防災教育の成果も見逃せない。その代表が防災訓練だ。日本では、1923年9月1日に発生し日本災害史上最大の被害をもたらした関東大震災(M7.9)以降、発生日の9月1日が「防災の日」とされ、政府も含めた自治体、地域社会、学校、企業の多くがこの日に防災訓練を行う。
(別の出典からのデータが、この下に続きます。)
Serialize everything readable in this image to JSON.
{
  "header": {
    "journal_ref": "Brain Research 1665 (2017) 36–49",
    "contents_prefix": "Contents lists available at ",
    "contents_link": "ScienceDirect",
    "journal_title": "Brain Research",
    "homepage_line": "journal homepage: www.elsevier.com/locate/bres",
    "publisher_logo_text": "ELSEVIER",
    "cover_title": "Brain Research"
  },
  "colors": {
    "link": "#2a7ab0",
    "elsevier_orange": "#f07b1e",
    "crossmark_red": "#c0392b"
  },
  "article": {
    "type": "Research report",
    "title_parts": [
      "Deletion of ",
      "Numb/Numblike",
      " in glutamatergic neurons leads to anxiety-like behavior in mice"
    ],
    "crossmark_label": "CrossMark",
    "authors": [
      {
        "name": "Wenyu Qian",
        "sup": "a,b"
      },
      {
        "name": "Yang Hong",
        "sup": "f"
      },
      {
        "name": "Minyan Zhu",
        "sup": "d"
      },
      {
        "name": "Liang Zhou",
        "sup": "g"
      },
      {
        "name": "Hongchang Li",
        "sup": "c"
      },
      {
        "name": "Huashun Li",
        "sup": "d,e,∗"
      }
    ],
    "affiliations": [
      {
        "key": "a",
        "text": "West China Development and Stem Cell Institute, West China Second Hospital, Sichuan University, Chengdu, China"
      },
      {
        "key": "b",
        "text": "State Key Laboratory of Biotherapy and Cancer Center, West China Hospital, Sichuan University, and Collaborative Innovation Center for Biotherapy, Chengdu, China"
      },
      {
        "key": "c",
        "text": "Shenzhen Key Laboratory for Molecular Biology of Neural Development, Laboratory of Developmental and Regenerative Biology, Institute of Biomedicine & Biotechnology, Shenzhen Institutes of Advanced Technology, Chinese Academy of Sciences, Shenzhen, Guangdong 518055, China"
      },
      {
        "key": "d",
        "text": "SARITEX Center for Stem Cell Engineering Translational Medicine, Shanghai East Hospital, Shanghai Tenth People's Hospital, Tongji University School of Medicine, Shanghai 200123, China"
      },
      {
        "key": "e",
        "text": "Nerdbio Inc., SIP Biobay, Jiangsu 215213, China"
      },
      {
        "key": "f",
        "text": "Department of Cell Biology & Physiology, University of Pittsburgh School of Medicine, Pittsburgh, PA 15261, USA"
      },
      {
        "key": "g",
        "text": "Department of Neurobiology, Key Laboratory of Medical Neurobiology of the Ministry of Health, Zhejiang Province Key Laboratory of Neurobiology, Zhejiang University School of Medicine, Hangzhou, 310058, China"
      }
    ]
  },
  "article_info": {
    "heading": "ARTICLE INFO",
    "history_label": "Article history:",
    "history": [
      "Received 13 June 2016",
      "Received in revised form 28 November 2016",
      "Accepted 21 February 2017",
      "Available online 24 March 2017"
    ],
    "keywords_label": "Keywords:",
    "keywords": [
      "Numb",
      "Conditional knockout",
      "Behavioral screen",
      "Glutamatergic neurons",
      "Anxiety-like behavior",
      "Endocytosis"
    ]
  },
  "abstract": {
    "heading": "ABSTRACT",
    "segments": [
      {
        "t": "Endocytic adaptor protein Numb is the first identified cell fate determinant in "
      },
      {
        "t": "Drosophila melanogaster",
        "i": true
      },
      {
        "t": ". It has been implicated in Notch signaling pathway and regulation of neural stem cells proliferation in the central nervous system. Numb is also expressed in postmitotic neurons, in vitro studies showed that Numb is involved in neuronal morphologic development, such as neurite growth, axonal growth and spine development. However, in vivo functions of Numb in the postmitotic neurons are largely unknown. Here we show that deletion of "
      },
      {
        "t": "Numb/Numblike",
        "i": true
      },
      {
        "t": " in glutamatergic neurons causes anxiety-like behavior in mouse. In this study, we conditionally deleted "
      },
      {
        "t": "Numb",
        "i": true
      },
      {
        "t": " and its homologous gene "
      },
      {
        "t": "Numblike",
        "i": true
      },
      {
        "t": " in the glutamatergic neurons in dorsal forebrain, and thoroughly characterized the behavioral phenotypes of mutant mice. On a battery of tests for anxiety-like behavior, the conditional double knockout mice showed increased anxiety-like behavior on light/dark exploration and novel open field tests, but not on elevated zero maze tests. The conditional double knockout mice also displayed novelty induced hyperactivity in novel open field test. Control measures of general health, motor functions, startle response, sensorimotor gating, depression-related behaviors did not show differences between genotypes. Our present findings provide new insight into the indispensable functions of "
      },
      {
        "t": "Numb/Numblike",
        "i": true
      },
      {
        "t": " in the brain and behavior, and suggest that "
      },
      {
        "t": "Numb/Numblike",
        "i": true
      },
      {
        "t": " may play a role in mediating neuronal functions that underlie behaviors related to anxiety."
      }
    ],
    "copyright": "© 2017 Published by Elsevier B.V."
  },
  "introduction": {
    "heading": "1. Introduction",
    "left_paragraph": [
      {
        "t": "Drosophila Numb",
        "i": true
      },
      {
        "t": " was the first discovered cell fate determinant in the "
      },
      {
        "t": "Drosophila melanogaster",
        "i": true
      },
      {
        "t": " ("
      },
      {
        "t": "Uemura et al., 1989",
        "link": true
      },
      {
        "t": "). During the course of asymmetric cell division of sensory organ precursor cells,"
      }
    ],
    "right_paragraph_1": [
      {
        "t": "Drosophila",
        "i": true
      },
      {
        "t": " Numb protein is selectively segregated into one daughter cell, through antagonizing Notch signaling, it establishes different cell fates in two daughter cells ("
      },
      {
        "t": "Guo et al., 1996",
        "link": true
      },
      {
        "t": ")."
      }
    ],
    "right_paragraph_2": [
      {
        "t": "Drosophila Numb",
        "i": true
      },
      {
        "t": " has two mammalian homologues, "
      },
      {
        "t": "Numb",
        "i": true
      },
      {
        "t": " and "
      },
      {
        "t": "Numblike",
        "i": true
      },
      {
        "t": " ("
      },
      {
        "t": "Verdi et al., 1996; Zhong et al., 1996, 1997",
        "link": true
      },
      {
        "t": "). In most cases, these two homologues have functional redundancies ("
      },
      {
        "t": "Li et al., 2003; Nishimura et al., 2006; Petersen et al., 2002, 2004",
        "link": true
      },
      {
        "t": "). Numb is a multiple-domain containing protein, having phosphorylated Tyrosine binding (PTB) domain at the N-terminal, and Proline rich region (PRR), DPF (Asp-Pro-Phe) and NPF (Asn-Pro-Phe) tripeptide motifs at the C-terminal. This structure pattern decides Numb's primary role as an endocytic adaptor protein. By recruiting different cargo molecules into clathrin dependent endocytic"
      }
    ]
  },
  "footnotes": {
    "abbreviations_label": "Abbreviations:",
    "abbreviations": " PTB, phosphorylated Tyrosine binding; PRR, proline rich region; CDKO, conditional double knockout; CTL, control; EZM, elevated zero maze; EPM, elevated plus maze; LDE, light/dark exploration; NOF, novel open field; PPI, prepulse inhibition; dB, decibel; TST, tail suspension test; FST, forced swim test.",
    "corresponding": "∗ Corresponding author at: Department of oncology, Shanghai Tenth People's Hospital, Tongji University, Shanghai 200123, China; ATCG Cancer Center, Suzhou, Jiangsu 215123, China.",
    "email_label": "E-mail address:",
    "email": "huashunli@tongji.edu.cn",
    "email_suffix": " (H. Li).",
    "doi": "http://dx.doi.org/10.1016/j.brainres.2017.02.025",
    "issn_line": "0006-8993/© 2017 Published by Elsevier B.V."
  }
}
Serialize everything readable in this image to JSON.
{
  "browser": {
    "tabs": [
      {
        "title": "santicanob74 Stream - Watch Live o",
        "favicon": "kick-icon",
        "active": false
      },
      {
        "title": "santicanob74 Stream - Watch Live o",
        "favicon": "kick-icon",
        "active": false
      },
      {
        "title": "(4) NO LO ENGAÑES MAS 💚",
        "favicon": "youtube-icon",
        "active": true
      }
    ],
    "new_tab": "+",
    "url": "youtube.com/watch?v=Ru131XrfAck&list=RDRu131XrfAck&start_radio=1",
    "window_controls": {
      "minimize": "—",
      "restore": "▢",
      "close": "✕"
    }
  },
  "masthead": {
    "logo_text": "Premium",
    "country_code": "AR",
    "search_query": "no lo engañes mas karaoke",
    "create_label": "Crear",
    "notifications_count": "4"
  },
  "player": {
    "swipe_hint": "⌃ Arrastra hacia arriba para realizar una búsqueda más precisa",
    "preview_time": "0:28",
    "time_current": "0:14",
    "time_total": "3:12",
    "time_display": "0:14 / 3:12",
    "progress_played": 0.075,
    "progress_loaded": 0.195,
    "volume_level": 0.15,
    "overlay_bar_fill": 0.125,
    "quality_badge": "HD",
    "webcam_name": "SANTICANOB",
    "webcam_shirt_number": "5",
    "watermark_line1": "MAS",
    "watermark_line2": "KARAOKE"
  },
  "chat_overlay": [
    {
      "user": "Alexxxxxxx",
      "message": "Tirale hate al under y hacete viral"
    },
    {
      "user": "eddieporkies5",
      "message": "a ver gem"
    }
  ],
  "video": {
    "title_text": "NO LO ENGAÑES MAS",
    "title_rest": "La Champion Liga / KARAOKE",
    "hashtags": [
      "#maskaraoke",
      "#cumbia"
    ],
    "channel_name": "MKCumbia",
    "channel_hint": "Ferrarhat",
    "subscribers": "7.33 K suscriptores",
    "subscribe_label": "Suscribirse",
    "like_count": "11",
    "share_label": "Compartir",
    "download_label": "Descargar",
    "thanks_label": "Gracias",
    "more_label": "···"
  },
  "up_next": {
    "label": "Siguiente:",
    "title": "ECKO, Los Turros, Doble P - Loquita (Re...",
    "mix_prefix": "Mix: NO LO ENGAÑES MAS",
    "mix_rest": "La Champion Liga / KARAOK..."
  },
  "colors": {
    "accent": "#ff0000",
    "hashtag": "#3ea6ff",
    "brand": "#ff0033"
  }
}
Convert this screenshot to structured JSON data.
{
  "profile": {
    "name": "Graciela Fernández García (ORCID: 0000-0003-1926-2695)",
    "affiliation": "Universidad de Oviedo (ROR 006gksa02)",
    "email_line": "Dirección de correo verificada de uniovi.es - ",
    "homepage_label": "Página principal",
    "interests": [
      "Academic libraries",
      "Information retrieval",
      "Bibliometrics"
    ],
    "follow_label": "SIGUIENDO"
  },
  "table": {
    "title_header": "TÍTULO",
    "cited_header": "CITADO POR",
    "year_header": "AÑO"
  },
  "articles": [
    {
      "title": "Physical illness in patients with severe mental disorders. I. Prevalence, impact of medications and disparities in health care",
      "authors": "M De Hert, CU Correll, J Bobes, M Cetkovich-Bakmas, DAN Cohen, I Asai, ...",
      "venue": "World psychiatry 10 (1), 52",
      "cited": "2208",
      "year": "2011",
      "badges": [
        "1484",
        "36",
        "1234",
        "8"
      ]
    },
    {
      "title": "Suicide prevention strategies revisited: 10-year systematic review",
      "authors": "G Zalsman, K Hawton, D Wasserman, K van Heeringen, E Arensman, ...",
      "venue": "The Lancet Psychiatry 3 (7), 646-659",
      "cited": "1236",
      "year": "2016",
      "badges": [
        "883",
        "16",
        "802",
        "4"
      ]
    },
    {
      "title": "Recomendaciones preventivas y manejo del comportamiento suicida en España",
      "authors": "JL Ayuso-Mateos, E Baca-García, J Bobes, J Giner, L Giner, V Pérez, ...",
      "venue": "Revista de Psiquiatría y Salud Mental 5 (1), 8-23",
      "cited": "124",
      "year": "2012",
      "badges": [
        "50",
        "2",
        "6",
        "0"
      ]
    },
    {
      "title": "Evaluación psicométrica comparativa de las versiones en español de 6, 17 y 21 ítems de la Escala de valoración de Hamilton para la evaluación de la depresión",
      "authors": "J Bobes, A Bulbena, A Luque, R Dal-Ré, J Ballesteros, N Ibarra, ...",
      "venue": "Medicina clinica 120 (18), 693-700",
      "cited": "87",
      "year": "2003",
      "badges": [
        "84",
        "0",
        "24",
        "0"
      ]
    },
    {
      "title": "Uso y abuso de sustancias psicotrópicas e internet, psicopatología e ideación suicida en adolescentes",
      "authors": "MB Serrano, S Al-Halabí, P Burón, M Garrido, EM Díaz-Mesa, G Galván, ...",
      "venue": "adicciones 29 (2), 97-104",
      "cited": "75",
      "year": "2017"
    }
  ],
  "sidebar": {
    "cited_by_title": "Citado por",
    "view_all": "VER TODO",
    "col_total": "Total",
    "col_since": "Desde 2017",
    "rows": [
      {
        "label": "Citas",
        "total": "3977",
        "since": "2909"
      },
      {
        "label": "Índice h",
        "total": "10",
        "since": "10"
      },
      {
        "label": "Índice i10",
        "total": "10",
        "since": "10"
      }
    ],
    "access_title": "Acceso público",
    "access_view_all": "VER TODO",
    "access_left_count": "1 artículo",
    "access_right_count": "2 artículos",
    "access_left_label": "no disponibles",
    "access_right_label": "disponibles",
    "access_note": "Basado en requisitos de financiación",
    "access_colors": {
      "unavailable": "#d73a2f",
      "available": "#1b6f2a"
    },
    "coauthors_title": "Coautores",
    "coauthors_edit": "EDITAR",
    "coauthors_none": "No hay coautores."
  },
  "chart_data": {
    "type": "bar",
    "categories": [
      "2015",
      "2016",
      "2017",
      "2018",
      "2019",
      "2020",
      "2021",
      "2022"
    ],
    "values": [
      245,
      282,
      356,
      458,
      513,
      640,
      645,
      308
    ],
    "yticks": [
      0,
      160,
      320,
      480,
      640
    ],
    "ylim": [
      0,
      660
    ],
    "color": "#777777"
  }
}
大手化粧品会社の資生堂でも、毎年「防災の日」に防災訓練を行っている。北京にある同社現地法人、資生堂(中国)研究開発中心有限公司の石舘周三総経理は、各国の責任者会議のため北京から一時帰国していて今回の大地震を体験した。会議会場となった同社研究所のある横浜の震度は5強。石舘氏は地震発生時の様子をこう振り返る。「地震が起きてすぐにテーブルの下にもぐった。揺れている最中に、出口から一番近くにいた人が出口に向かって這っていき、ドアを開けてストッパーで止めた。揺れが収まると全員が実験室に飛んで行った。ふと気づいたら、全員が備え付けの震災ヘルメットをかぶっていた」。ドアを開けるのは出口確保のため、実験室に向かうのは薬品や実験器具などの火元確認をするためだ。こうした一連の行動は毎年の防災訓練で教えられたもの。今回の地震で訓練の成果が証明された形だ。この間、各国から会議に参加していた外国人はただ呆然とするばかりだったという。

企業だけではない。防災訓練は学校教育の中にも取り入れられている。実際に避難するプロセスを繰り返し体験することで、日本人は子供の頃から地震が来たらどうすればいいのかを体で覚える。